[stylist] I shall not walk by sight feedback

Jacobson, Shawn D Shawn.D.Jacobson at hud.gov
Fri Oct 16 16:38:59 UTC 2015


Bridgit

Thanks for the extensive comments; I'm gratified you took time to read through this.

I had wanted to get through draft 3 before now (but doing the internal audit for NFB of MD got in the way (such is life).

I was not sure how far to go with the sexual aspects.  Will take what you say under consideration.

Once again thanks.

Shawn

-----Original Message-----
From: stylist [mailto:stylist-bounces at nfbnet.org] On Behalf Of Bridgit Kuenning-Pollpeter via stylist
Sent: Thursday, October 15, 2015 5:10 PM
To: 'Writers' Division Mailing List'
Cc: Bridgit Kuenning-Pollpeter
Subject: Re: [stylist] I shall not walk by sight feedback

Shawn,

Not sure if this a transfer error, but your name and title are misspelled.

When we are given reported scenes of their past friendship, this would be a great place for some actual scenes, flashbacks. Maybe even just one, but it will give us a clearer look into their past, and be less telling and more showing.

I assume this quote is a mistake? "There" was an old place, a line of row houses being allowed to return to nature.  The block it occupied was forgotten; one of those places between areas of urban renovation, put apart from all such endeavors, an unplanned place.

First, starting at indeed, you need a separate paragraph, and then again at Polly saying you'll share a room.
"You remember Joe" Polly said to me "you had some common interest."  Indeed we had.  Joe worked for NASA analyzing pictures of other planets.  His job fit into our shared interest in science fiction and general high weirdness.
We were two space heads trapped in a world of people who would not lift their eyes from the ground.  "You'll share a room with Joe" Polly told me.

And why is the narrator going to live in this place? It sort of comes out of left-field. Maybe a little more reasoning as to why he is told he will live somewhere and does so with no hesitation. Is he homeless?

A lot of the language is a bit stilted and proper sounding, a little archaic. Then in other areas, it's a little more common sounding, like how I imagine a person living on the streets would speak. It's a bit of a juxtaposition, which can totally work, except it's the same character switching how he speaks. It doesn't completely make sense that he would speak one way at times, then another at other times.

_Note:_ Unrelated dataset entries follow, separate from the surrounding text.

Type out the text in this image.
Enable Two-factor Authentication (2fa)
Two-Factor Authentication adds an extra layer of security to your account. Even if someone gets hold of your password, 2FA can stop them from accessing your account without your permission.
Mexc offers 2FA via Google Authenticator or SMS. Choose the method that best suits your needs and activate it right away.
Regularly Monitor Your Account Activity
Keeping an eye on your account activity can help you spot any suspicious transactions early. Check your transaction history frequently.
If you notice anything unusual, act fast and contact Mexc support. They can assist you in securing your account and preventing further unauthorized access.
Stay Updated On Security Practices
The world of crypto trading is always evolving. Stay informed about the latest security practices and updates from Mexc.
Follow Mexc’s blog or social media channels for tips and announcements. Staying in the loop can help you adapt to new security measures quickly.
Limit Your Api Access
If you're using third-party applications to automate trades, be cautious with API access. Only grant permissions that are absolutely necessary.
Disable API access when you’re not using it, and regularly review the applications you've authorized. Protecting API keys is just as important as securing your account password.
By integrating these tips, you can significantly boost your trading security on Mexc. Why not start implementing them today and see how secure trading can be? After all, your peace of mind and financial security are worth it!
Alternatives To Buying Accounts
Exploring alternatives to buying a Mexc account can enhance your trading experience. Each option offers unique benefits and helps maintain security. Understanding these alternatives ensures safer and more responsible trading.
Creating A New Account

It's not entirely clear that Joe and the narrator are speaking in the present after the narrator first remembers their past. I thought the current convo between them was still in the past until Joe says he will show him the ropes.

At one point you describe a guy who looks dodgey. You describe how he looks and what he's wearing. Later, when Polly and narrator encounter a couple of thugs, you say neither can describe them. Be consistent with this. Either have visual descriptions, or write completely from the blind perspective. If you switch POV, you could get away with it, but since in first person limited, it doesn't work.

Dialogue needs to be a separate para unless the following sentences attribute direct action to the speaker.

Is this a bit of a nod to Lovecraft?

I think you can push the sexual descriptions further. I'm not saying turn it into erotica, but give it some more depth. Get into the sensory descriptions more. How does it feel? What is its touch like? No pun intended, but probe more.

Watch for para breaks. There's several places where paras need to be broken into two or three paras.

Push the horror more. Make your readers repulsed and horrified with the narrator. Go full throttle.

Nice Halloween story, thanks for sharing.

Bridgit

-----Original Message-----
From: stylist [mailto:stylist-bounces at nfbnet.org] On Behalf Of Jacobson, Shawn D via stylist
Sent: Thursday, October 15, 2015 11:21 AM
To: Writer's Division Mailing List (stylist at nfbnet.org) <stylist at nfbnet.org>
Cc: Jacobson, Shawn D <Shawn.D.Jacobson at hud.gov>
Subject: [stylist] I shall not walk by sight

Dear writers

Attached is a Halloween friendly science fiction piece I've been working on (finished the second draft over the weekend).  The story is about 4,000 words long.

WARNING-this may not be for the kiddies.  I've tried not to be explicit, but you'll be able to connect the dots.

This also deals with Christian religion (you have been warned).

If anyone has trouble with the attachment, please let me know and I will send in an alternate fashion.